À reportagem, Thadeu explica que, como se trata de uma turma já iniciada, principalmente pelo trabalho do professor Andro Gustavo do maringaense Maraka Trio, a abordagem da oficina envereda pela linguagem da percussão dentro do choro. “Para falar das diferentes linhagens rítmicas dentro do choro”, citando o choro sambado, o maxixe, a polca, o xote e até mesmo o baião. “E sempre galgando na importância do regional de choro. Como a percussão trabalha dentro do conjunto regional e na formação maior, de banda”, referindo-se à prática do “bandão” durante as oficinas.
Show de encerramento
O encerramento da Roda de Choro Itinerante é neste domingo, 14 de dezembro, na Travessa Jorge Amado (ao lado do Mercadão), com uma sequência de shows que reúne alunos do festival, grupos locais e convidados especiais.

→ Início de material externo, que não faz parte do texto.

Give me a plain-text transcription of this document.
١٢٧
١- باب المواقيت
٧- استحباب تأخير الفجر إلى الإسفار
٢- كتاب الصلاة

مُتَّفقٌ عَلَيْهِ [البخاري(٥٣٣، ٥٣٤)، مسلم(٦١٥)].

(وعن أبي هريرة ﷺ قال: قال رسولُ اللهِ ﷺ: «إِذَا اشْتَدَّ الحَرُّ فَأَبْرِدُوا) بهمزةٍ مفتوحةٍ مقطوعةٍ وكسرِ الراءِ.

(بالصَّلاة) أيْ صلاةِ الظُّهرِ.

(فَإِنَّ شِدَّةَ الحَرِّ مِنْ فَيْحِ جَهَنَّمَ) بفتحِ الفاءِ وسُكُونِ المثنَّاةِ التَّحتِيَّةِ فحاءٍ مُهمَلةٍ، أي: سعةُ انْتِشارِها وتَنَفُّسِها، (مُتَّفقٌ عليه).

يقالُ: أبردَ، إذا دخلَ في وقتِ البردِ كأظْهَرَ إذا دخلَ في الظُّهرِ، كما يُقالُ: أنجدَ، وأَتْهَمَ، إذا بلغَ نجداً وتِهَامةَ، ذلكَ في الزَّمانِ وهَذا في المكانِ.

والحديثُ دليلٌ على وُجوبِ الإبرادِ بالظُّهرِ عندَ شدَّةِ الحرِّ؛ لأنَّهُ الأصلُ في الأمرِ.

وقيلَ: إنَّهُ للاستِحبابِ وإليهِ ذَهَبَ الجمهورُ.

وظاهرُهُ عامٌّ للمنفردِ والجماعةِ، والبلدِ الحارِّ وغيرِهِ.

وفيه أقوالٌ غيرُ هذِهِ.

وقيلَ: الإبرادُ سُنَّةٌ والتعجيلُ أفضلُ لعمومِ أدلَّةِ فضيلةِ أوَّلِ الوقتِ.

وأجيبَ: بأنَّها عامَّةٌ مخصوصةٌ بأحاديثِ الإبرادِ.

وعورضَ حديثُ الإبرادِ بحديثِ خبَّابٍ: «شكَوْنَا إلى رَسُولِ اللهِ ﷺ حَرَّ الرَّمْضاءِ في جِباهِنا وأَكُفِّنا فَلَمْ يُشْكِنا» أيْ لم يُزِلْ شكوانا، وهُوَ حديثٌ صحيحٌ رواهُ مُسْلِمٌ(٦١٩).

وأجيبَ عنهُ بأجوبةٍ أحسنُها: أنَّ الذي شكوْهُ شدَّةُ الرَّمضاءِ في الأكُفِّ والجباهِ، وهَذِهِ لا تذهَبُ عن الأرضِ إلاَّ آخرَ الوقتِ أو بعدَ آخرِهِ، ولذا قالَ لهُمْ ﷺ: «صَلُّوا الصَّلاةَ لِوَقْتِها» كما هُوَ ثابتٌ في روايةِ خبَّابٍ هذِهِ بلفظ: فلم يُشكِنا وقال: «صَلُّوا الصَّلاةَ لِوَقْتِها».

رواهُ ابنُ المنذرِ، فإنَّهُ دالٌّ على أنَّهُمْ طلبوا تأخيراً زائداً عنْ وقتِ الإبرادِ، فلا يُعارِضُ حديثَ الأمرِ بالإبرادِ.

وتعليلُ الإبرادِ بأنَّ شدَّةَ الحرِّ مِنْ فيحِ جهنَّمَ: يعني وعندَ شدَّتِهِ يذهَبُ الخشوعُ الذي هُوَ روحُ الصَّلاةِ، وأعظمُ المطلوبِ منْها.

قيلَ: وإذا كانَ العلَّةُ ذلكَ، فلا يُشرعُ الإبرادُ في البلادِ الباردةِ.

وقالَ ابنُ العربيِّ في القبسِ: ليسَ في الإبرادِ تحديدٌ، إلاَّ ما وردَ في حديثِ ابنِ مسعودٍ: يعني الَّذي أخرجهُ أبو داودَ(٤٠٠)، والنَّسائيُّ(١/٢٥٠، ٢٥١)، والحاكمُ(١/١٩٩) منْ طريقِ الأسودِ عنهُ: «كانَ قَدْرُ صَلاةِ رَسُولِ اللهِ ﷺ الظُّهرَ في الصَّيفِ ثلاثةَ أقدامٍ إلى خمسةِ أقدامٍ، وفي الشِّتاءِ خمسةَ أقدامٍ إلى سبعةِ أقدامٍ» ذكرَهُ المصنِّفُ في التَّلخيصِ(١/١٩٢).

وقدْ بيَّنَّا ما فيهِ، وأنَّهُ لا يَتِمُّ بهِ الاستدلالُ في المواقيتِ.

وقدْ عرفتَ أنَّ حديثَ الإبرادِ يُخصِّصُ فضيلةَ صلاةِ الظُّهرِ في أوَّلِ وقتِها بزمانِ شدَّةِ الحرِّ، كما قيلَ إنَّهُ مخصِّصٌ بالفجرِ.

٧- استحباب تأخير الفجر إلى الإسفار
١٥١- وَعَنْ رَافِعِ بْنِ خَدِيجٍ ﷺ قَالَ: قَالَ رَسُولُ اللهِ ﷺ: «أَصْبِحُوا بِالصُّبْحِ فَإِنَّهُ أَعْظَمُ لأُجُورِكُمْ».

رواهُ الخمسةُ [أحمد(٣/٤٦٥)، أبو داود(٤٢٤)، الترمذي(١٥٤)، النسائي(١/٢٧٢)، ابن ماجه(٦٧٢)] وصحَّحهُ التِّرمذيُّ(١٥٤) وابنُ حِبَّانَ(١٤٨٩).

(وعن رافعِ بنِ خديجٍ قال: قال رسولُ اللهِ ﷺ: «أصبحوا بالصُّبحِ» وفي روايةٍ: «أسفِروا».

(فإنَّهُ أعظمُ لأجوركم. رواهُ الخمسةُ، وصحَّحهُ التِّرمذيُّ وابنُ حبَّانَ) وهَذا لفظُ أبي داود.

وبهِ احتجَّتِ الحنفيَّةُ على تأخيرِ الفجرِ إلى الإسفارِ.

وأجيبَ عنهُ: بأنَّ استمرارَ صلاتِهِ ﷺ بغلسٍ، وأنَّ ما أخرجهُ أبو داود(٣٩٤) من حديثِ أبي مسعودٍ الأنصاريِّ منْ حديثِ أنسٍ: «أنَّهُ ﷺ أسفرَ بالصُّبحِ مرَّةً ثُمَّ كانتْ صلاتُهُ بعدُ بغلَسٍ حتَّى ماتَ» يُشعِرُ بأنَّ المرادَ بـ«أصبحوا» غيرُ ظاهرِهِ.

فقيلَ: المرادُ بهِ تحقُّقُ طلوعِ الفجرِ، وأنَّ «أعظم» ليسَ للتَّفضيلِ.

As apresentações começam às 16h com os estudantes, seguidos por Maraka Trio + Jayme Vignoli e Marcus Thadeu (17h), Regional Ginga Ligeira (18h) e o duo Alessandro Penezzi e Nailor Proveta (19h).
Colega de Vignoli, que conhece há 20 anos, Thadeu vê com muita alegria essa apresentação em conjunto. “E a gente vai fazer esse show junto com a galera do Maraka Trio, do qual sou fã”, diz o percussionista, lembrando que já tocou com o Maraka em Maringá, no ano de 2022; além de ter participado do lançamento do disco autoral dos maringaenses, “Imune”. Thadeu voltou à Cidade Canção no ano passado, para fazer um show com Glória Bonfim.

Cena do choro no Brasil
Na avaliação de Marcus Thadeu, o choro nunca desapareceu por completo, mesmo nos períodos de seca, e nos últimos 25 anos esse gênero genuinamente brasileiro tem passado por um “boom” no país. “Sempre existiram pessoas segurando essa bandeira e com essa gana, vontade, de passar para frente, atingindo as novas gerações. Eu acho que é nisso que o choro ganha muito, por ser uma música que engloba tanto a pessoa em início quanto aquele que já toca”, destacando que o ambiente da roda de choro é democrático e inclusivo, com troca de ideias.
Thadeu identifica uma cena movimentada em cidades como Maringá, Londrina e Curitiba no Paraná. Além, claro, do Rio de Janeiro e de Estados como Santa Catarina e Rio Grande do Sul, chegando até a região Nordeste. Na verdade, o choro extrapola fronteiras, sendo tocado e ouvido em outros países, casos da França, Portugal, EUA e Holanda. “É uma música que tem viajado bastante”.
Segundo o percussionista, o choro é a grande escola do músico brasileiro. Todo instrumentista já passou por ela.

Trajetória
Marcus Thadeu é músico profissional há pelo menos 25 anos, tendo iniciado em Cordeiro, cidade do interior do Rio de Janeiro, com o grupo Os Matutos. Os estudos começaram na Escola Portátil de Música (EPM).
Realização
A Roda de Choro Itinerante é realizada pelo Cottonet-Clube e Maraka Produções, com patrocínio da Sanna e da Usina Santa Terezinha, por meio da Lei Rouanet. A iniciativa conta com o fomento da Acim e do Instituto Cultural Ingá, e o apoio do Mercadão Maringá, Fratello e MR Tendas e Eventos.